Selon Atzmon, cela ne conduit pas seulement à justifier le chauvinisme israélien et ses crimes contre les Palestiniens, mais rend également Israël incapable de tirer de quelconques leçons de l'histoire, vue comme une suite d'actions et comme les conséquences qui en découlent. Au lieu de cela, il n'existe dans la conscience israélienne qu'un pragmatisme à court terme, dépourvu de toute éthique envers ceux qui ne représentent pas le chauvinisme israélien, pas même envers l'opposition israélienne dans son propre pays.

Pour illustrer les conséquences terribles que cela pourrait avoir pour le monde entier, il cite le débat en Israël sur une éventuelle attaque nucléaire contre l'Iran, dont il est régulièrement question dans le cadre de le dite "option Samson". Dans la lutte contre ses propres ennemis présumés, tous les moyens sont justifiés, même si cela pourrait entraîner l'extinction de l'humanité. Ceux qui ne tirent pas les leçons de leur propre histoire sont condamnés à la répéter: à ce stade, l'activiste politique israélien mentionne que les Etats-Unis et le Royaume-Uni suivraient également cette voie, car ils ne réfléchissent pas à leurs propres crimes pendant la Seconde Guerre mondiale lors des bombardements de Dresde, Hambourg et Nagasaki. Ils seraient ainsi contraints de poursuivre leur propre impérialisme aujourd'hui.

Son analyse de la politique identitaire israélienne culmine dans la thèse selon laquelle la paix au Proche-Orient avec Israël n'est possible que si ce dernier renonce à sa prétention à "être élu". Car, selon Atzmon, le tribalisme et l'universalisme humaniste ne peuvent pas coexister. Mais alors, à quoi peut ressembler une paix au Moyen-Orient ?
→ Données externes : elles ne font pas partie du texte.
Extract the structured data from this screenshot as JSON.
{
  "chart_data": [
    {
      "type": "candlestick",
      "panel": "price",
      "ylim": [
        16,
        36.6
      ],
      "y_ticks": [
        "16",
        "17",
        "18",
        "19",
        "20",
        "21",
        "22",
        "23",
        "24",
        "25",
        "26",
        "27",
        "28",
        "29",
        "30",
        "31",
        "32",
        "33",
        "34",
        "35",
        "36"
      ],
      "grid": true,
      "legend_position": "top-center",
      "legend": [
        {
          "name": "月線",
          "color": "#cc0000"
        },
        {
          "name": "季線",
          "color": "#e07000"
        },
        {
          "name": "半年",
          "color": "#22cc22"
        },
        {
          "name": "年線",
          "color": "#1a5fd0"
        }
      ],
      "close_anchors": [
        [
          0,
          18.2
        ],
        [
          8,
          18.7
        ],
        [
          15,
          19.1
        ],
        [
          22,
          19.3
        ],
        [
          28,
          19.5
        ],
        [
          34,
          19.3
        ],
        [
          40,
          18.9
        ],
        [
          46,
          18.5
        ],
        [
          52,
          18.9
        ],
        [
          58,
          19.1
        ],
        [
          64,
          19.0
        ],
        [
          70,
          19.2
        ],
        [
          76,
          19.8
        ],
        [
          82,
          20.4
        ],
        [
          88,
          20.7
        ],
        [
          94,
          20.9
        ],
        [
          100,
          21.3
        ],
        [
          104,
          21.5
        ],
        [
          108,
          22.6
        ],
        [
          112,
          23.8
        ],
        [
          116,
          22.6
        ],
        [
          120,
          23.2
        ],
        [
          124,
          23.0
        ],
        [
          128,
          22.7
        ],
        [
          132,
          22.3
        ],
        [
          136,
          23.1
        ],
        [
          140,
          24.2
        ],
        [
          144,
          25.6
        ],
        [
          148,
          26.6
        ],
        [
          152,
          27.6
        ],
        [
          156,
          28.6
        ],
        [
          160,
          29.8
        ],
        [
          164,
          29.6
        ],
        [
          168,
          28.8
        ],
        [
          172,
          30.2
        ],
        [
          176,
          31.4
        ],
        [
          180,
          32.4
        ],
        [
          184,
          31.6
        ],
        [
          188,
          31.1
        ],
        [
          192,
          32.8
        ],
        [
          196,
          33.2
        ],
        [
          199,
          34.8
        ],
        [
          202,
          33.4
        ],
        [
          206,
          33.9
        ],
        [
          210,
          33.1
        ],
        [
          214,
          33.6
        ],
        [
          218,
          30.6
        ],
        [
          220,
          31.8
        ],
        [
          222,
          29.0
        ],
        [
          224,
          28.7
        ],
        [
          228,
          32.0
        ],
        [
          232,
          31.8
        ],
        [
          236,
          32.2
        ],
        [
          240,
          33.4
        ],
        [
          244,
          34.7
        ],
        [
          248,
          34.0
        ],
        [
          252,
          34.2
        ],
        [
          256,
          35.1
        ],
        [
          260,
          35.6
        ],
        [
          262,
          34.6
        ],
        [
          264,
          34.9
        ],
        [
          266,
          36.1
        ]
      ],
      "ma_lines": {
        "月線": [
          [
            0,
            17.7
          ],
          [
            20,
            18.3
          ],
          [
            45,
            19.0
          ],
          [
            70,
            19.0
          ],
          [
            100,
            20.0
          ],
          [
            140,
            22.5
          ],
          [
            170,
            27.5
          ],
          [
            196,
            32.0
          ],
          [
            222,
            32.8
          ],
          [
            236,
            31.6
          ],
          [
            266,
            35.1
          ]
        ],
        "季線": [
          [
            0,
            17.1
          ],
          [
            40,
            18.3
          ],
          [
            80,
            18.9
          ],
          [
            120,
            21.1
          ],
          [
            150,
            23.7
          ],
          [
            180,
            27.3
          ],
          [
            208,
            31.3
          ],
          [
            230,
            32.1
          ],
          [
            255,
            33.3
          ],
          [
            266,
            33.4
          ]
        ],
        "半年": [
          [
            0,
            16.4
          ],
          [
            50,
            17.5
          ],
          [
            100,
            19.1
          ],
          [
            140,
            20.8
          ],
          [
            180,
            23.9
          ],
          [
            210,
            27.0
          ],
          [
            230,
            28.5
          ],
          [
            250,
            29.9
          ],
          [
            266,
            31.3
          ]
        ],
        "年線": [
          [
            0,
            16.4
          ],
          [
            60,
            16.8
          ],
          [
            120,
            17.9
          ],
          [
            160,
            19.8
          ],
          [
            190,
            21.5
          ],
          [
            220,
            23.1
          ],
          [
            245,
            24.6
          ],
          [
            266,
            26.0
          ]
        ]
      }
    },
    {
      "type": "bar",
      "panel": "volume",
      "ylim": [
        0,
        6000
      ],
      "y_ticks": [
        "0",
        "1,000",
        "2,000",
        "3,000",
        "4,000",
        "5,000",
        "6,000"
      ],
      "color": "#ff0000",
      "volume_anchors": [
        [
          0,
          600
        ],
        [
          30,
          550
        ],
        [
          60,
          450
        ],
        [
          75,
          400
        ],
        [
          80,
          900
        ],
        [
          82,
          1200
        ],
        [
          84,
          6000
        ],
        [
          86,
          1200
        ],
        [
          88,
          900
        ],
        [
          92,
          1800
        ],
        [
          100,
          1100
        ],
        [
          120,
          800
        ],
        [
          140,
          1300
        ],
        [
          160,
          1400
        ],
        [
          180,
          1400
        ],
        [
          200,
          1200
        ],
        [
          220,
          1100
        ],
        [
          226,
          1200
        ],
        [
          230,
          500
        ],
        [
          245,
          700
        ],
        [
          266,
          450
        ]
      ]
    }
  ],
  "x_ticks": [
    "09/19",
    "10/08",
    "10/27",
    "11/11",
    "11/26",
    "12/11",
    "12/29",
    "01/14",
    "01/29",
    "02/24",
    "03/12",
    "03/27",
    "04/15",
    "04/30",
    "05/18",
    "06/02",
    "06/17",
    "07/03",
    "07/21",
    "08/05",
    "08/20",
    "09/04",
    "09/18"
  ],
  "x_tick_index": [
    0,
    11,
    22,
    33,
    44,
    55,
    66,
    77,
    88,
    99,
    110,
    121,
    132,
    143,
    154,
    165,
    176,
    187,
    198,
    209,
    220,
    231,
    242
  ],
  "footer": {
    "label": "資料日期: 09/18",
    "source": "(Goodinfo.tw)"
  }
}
Pas de paix au Proche-Orient sans désionisation d'Israël

Alors qu'au niveau international, c'est principalement la solution des deux États qui est discutée comme solution de paix viable, l'auteur israélien emprunte une voie inattendue. Sa proposition est aussi inhabituelle que radicale: la paix dans la région ne peut être obtenue que si Israël renonce à son double standard moral et procède à une désionisation de l'État. Il entend par là le droit des réfugiés palestiniens à rentrer chez eux, mais aussi la fin de l'idéologie chauvine de l'État d'Israël. Ce n'est qu'en renonçant à ses propres idées de supériorité, en reconnaissant que le pays dans lequel vivent aujourd'hui des millions de Juifs est aussi la patrie des Palestiniens et qu'il s'appelle la Palestine, qu'une cohabitation entre Juifs et Arabes est envisageable.

La guerre actuelle en Palestine: un cercle vicieux pour Israël

Bien que Gilad Atzmon n'accorde plus d'interviews aux médias depuis la crise du coronatralalavirus, il commente les événements actuels au Proche-Orient sur son compte Telegram "Gilad Atzmon thoughts and music". Il y critique la conduite de la guerre israélienne, la qualifiant d'incompétente et de conséquence extrême de la politique identitaire de l'État. Selon lui, l'aventurier politique Benjamin Netanyahu n'a pas seulement ruiné Tsahal et le Mossad sous son règne, mais aussi la réputation d'Israël dans le monde avec le bombardement ciblé d'enfants et de femmes palestiniens. Il considère le 7 octobre comme le plus grand désastre de l'histoire militaire israélienne, conséquence de l'hubris israélien. Il est évident que l'État israélien n'est pas seulement incapable d'offrir un foyer sûr aux Juifs, mais qu'il représente également le plus grand danger pour eux à l'heure actuelle, selon les critères de la "doctrine Hannibal". Dans ce contexte, Atzmon continue de plaider pour qu'Israël cesse sa politique d'escalade et devienne "un peuple comme les autres".

Mais son pronostic reste sombre: Netanyahou n'a rien à perdre, mais les Israéliens et les Palestiniens ont tout à perdre.